One difference between the 2012 campaign and the 2008 campaign is that the racial issue is coming to the fore quite early, with each side accusing the other of playing the race card.
Vice President Joe Biden created a firestorm when he claimed that the Republican economic policies and relaxation of regulations were intended to put people "back in chains." This charge against the Republicans was an attempt to play the race card and the slavery card.
When the Republican candidate, Mitt Romney, responded by calling the Democratic campaign dirty and saying "this is what an angry and desperate presidency looks like,", advising Obama to "take your campaign of division and anger and hate back to Chicago." MSNBC's Afro-American commentator Touré claimed that Romney twice used the word anger as a code word to identify blacks who were always portrayed as angry and menacing.

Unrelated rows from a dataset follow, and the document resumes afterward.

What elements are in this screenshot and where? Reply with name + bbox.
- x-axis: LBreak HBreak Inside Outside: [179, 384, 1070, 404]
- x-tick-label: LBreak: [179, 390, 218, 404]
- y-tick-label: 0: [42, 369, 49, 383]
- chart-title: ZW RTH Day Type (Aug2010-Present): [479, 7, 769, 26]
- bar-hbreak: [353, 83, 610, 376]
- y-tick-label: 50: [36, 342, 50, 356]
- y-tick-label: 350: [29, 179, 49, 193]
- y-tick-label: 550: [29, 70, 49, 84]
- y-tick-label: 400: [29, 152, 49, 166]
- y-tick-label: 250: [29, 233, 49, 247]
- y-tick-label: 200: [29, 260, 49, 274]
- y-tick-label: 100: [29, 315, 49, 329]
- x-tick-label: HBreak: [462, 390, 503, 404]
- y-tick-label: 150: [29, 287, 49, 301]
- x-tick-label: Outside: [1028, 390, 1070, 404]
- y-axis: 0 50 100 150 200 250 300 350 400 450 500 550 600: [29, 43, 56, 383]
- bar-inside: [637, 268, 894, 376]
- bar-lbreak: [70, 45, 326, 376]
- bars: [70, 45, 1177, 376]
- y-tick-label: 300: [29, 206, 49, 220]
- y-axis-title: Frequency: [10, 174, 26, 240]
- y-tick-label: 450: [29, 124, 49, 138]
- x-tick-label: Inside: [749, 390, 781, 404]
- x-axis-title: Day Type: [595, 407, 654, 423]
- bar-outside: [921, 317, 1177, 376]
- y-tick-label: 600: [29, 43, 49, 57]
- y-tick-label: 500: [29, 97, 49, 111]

"This is part of the playbook against Obama, the 'otherization,' he's not like us," he continued. "I know it's a heavy thing, I don't say it lightly, but this is 'niggerization.' You are not one of us, you are like the scary black man who we've been trained to fear."
The commentator has since apologized for the use of the N-word as the conservative blogosphere came down heavily upon him. The Romney campaign has promised to take up the issue with NBC.
Today the New York Times (heavily engaged on Obama's behalf) published an op-ed entitled "Why Race is Still a Problem for Mormons". As Mitt Romney is a Mormon, the op-ed is intended to establish guilt by inference and insinuate that Romney is the one who still has a problem.
The Republicans do not intend to sit idly by and they have already announced that Artur Davis, a former Democratic congressman from Alabama, who seconded the Obama nomination in 2008, will be a featured speaker at their Tampa convention this month. Davis has crossed the aisle to the Republicans and is part of the buyer's remorse campaign against Obama. Davis is black and has accused the Democrats of manipulating the race issue.
Liberals have denounced Davis as a celebrity turncoat and a sore loser, but in an article published in National Review, Davis claims that already back in 2008 Obama employed racial politics against Hillary Clinton, by insinuating that a victory for Obama was a victory against racism and meant the ultimate triumph of the civil rights movement. Such underhanded exploitation of the race issue, reminiscent of Richard Nixon, was continuing today:
"The Obama message, implicitly, is that the conditions on the ground, including in the black community, are small, grudging details when weighed against the epic fact that a black man occupies the Oval Office. It’s a point of view. But that argument is too charged, too at odds with Obama’s official de-emphasis on race, to be made out loud and in the light of day. Better to work through the hidden-hand approach, through surrogates who create plausible deniability and through commentators who can be disavowed."